Malloy Applauds Supreme Court Decision; Conn. Moving Forward On Exchanges
NEW YORK (CBSNewYork) - One of the portions of the Affordable Care Act, upheld by the U.S. Supreme Court on Thursday, calls for states to set up health insurance exchanges so people can buy plans.
LISTEN: Connecticut Gov. Dan Malloy With WCBS 880’s Michael Wallace
In New Jersey, Gov. Chris Christie wants to hold off on that, just in case Mitt Romney is elected president in November and manages to get the health care reform law repealed.
But in Connecticut, they’re moving forward on the exchanges.
The state has already received millions of dollars in federal funds to enact parts of the Affordable Care Act and is currently in the process of seeking more than $100 million to get the new insurance marketplace up and running.

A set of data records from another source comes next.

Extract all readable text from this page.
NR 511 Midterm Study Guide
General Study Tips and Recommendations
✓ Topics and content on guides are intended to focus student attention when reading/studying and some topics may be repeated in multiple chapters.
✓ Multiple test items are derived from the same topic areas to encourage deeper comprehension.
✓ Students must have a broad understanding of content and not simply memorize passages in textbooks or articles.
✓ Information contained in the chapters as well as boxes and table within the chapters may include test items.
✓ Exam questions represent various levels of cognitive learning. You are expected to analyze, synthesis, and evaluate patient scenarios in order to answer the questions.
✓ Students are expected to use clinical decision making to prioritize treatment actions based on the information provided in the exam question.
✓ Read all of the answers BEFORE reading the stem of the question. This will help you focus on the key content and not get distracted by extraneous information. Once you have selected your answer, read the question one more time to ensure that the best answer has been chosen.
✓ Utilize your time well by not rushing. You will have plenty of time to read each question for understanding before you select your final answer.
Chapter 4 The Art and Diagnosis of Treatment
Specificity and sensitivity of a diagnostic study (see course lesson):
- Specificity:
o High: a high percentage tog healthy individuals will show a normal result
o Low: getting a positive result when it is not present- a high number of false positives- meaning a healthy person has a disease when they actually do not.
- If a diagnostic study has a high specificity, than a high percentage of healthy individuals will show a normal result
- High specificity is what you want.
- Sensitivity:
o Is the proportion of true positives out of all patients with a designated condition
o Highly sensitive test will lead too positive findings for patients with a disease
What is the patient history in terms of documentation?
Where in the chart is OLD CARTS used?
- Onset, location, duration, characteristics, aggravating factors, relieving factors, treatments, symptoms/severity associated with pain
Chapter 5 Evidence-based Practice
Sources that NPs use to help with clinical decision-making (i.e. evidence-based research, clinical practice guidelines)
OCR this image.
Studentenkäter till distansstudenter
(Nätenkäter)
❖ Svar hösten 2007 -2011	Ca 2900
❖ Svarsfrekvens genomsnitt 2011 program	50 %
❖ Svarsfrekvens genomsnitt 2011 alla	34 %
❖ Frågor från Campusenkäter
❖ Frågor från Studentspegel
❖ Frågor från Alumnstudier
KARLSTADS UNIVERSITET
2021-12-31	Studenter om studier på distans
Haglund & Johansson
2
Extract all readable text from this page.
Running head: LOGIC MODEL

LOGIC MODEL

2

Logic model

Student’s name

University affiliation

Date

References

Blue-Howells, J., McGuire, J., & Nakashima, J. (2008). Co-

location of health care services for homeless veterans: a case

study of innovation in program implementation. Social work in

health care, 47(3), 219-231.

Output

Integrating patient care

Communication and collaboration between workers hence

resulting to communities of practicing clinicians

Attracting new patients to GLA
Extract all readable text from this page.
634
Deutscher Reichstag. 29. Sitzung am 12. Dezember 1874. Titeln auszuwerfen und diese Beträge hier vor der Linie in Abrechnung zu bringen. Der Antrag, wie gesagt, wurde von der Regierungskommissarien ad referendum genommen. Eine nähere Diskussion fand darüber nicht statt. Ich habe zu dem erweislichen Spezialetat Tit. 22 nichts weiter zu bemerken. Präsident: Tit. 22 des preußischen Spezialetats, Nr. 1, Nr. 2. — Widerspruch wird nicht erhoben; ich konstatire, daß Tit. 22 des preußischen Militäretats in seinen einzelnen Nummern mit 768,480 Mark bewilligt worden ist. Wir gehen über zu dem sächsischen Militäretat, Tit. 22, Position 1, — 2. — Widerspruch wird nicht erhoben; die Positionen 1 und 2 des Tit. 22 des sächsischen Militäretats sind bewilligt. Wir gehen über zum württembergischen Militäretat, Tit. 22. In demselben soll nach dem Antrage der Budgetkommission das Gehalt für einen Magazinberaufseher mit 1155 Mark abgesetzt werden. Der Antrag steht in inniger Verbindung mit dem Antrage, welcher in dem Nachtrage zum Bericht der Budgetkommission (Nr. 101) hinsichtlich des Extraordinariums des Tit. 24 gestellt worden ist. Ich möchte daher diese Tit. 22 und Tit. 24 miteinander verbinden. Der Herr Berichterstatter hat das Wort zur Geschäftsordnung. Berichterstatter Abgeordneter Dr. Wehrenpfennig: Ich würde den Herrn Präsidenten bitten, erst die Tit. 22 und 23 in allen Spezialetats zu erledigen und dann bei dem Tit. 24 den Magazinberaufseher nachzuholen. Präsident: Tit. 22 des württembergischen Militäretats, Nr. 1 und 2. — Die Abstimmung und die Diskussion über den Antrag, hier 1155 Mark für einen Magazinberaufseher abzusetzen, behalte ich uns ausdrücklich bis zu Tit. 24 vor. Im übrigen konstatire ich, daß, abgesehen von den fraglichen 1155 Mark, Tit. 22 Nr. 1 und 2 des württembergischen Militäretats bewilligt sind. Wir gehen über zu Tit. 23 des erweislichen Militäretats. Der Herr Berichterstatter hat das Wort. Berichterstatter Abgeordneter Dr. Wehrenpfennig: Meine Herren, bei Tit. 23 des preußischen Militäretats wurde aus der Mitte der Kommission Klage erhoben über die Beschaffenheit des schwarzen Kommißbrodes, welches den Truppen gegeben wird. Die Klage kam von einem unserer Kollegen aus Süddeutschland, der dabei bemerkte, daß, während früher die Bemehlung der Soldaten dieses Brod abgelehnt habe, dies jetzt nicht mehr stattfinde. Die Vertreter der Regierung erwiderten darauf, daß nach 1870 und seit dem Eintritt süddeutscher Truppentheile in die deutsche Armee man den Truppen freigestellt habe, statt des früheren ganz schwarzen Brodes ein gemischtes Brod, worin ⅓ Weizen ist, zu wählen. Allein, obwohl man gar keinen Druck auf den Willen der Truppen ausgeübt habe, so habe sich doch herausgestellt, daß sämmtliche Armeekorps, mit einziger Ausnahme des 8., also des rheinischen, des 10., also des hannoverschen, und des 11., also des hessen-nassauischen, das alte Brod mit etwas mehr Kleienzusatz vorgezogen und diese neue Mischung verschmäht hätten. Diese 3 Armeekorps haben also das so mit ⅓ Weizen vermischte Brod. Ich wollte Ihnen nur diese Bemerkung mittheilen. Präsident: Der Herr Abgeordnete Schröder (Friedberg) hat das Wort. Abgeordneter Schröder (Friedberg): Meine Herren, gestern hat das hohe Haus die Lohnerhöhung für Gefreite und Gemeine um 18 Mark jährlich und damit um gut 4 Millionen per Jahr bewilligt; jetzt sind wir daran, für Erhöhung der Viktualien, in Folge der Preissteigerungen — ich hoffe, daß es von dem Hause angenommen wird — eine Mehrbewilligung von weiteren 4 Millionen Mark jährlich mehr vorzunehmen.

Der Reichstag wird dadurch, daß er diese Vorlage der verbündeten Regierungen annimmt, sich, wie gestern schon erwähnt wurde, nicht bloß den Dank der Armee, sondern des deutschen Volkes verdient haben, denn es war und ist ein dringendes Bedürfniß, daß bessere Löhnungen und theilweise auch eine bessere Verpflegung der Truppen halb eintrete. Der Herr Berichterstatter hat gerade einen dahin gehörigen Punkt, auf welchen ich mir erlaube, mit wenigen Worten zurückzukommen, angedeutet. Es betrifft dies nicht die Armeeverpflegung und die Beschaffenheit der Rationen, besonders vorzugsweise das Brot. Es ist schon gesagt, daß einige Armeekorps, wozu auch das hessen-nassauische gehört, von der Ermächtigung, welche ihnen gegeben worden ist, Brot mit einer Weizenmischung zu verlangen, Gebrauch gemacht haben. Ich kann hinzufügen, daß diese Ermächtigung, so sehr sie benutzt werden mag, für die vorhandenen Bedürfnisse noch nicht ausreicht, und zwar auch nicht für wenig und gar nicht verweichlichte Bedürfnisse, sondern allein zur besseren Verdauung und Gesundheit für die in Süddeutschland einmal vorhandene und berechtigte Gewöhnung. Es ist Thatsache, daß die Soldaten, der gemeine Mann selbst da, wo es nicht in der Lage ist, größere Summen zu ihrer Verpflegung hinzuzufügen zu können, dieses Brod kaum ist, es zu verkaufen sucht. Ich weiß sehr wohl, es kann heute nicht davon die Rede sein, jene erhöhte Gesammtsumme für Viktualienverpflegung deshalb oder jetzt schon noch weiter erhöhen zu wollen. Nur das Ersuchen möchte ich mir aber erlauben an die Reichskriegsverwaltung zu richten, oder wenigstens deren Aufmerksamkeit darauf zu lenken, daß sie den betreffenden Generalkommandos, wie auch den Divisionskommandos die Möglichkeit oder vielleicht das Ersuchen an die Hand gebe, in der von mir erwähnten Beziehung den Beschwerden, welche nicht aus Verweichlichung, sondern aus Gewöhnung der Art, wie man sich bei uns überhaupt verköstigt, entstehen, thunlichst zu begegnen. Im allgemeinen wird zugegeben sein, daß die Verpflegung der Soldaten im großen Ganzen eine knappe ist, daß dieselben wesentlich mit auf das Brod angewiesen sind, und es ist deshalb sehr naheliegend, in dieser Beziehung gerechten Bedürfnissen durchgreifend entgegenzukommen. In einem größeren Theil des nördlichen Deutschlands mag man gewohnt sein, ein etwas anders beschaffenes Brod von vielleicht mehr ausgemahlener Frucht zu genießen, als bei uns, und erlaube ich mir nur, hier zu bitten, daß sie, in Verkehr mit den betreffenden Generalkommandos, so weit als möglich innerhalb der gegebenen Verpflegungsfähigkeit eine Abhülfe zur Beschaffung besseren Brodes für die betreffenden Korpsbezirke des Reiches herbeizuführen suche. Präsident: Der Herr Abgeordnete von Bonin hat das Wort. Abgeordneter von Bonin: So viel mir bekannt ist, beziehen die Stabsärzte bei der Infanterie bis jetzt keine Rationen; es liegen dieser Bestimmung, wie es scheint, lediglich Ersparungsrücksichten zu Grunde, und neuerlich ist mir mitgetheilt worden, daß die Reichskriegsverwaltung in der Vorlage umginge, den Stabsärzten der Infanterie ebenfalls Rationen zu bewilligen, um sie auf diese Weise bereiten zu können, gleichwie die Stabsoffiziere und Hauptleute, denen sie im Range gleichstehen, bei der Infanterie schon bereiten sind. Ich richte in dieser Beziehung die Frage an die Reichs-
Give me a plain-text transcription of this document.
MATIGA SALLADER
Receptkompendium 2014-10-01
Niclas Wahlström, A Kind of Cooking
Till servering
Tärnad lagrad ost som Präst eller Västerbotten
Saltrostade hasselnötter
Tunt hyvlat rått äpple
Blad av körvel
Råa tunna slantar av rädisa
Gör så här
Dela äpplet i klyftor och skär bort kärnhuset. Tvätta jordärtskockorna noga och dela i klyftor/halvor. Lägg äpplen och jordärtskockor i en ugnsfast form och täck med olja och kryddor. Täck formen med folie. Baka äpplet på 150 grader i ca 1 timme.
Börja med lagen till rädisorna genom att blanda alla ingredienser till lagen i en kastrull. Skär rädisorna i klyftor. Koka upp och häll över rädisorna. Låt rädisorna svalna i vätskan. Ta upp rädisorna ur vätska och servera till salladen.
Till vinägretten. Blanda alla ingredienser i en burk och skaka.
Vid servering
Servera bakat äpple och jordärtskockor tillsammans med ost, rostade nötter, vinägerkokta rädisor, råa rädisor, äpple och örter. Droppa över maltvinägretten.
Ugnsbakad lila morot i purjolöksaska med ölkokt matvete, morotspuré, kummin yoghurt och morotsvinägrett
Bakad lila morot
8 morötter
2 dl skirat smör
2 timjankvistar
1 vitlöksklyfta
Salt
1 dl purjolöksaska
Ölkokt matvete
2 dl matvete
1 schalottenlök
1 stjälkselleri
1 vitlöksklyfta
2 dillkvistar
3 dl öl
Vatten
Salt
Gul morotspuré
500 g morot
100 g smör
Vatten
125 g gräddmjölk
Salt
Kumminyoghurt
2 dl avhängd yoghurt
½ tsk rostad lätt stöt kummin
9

Connecticut Gov. Dan Malloy spoke to WCBS 880’s Michael Wallace about the decision.
“Well, it’s a great ruling,” Malloy told Wallace. It’s going to move our country in the direction of making sure that everyone has good health care. It’s going to cut costs in the long run and, quite frankly, it’s going to be good for our nation. It’s going to create jobs and it’s going to bring a lot of people into the system that have been outside hoping they could get in.”
“What would you say to the critics who are afraid that this is going to hurt job creation, especially for small businesses in Connecticut?” Wallace asked.
“Well, it’s not,” answered Malloy. “There’s not a small business out there that’s not excited about shifting 40 percent of the cost of providing health care so that they can be more competitive. People certainly understand that there are jobs to be created within the health care industry, within the insurance industry, and certainly understand that, in the long run, this is good for our fellow Americans. Why would we want to have people without health care? Why would that be a pursuit of our national policy?”
“Do you have any estimates as to the lack of insurance, how many people lack it in Connecticut and what kind of an impact that has on the state?” asked Wallace.
“Well, if this decision had gone the other way, in 2014, up to 500,000 people who would would otherwise be covered or have access to coverage would not have had access to it,” answered Malloy. “Now, we’re three and a half million people. So, 500,000 people is a pretty big portion of our society.”
“Now what does Connecticut have to do before the law takes full effect in 2014? What’s on the agenda?” asked Wallace.
“Well, we’re doing it. We never stopped. This was the law. It had not been struck and we did everything we needed to do to get our exchange up and running by January 2014, and we’ll continue to do that now,” Malloy said. “So, what we have to do is make sure that the citizenry that has to choose who will cover them, if it’s not covered by their employer, have all of the tools necessary, have access to make the right choice to make sure that they’re covered. I mean, let’s think about this in real terms. What senior citizen says ‘Oh no. I don’t want to take the drugs or have access to the drugs that Medicare provide me.’? What person who has access to health care doesn’t go to see a doctor earlier in the disease when it’s more treatable than when it’s not? The reality is in the long run, this will save the American people a lot of money.”